Actor Anthony Hopkins admits he is "at peace" with his inevitable death, describing life as a "terminal condition" which brings "tremendous freedom".
Hopkins, 82, spoke of this as he prepares to play a dementia sufferer in The Father set to be released in January.
The film will mark his 60-year career in the industry.
The Oscar-winning actor told the Mirror: "Your life is terminal. It's a terminal condition, you're not going to get off the planet alive.
"With that reality there's a tremendous freedom, a wonderful peacefulness about it."
The actor debuted his career in the 1960 series A Matter Of Degree before landing his most iconic role as Hannibal Lecter in Silence of the Lambs in 1991.
In 2019, the actor played Pope Benedict XVI in the Netflix movie The Two Popes.
The movie received a Golden Globe, Academy Award and BAFTA nominations.
Like the rest of us, Hopkins was in isolation earlier this year.
He thanked his fans recently for their support after he reached his 10-day voluntary isolation in March.
He revealed in an Instagram video that he had been painting to help pass the time, showing off some impressive artwork in the process.
He said: "Hello everyone, well thank you for your generous compliments and well-wishes. As you see I'm in self-quarantine, I'm 82 years of age I've found lots of things to do.

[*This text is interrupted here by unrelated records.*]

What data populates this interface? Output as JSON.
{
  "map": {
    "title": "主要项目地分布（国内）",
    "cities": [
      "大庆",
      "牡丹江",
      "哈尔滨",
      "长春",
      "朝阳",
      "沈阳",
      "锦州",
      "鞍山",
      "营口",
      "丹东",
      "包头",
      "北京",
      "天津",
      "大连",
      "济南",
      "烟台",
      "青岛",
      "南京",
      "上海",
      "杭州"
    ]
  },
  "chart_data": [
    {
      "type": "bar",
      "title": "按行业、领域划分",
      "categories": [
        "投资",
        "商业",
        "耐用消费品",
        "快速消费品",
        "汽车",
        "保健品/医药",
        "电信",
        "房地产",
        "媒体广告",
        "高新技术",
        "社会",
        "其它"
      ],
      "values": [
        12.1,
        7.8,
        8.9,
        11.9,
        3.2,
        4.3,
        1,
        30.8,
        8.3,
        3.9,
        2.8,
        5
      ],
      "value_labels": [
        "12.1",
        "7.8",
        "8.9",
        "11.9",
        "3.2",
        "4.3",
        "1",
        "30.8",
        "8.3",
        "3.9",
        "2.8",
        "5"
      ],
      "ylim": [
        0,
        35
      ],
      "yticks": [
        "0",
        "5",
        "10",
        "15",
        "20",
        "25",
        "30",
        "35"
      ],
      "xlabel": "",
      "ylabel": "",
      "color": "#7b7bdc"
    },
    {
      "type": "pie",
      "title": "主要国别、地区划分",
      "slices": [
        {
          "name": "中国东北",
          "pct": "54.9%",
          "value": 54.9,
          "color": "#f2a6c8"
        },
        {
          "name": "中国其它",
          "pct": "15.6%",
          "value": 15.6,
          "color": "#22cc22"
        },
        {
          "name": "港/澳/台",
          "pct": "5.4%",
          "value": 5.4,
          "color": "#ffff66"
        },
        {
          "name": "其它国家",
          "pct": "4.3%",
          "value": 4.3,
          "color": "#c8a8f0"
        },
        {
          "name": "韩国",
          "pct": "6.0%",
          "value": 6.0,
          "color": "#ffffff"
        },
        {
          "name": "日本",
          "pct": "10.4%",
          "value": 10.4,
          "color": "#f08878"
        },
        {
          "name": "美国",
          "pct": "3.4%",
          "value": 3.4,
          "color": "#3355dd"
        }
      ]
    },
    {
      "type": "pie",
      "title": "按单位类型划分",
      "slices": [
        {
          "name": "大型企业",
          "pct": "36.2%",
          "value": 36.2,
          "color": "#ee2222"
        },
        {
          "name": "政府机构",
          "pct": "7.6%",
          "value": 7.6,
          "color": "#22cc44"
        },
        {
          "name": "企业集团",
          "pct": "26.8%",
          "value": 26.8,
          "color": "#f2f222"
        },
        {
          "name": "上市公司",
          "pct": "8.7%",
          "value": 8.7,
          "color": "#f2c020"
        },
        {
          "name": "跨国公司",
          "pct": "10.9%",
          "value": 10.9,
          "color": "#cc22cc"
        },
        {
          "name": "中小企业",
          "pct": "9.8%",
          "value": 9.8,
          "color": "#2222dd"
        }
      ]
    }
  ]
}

"I've also been painting, these are my latest paintings, just for the fun of it. I'm afraid Niblo does not really approve of my work, I think he's probably a better painter than me."
Niblo is his cat.
The actor is married to Stella Arroyave, but shares a daughter, Abigail, with ex-wife Petronella Barker.
In 2018, Hopkins revealed he is estranged from his daughter and doesn't even know if he has grandchildren.
The Oscar winner told the Radio Times (via Metro), "I don't have any idea. People break up. Families split and, you know, 'Get on with your life.' People make choices. I don't care one way or the other."
The actor added, "[My answer] is cold. Because life is cold. Children don't like their fathers … you don't have to love each other … It's like John Osborne's response when someone said to him, 'Mr. Osborne, your play is so offensive,' and he said, 'Life is offensive.' "
Abigail and Hopkins reconciled briefly in the 1990s when she had small parts in Hopkins' films Shadowlands and The Remains of the Day, but reportedly haven't spoken much since.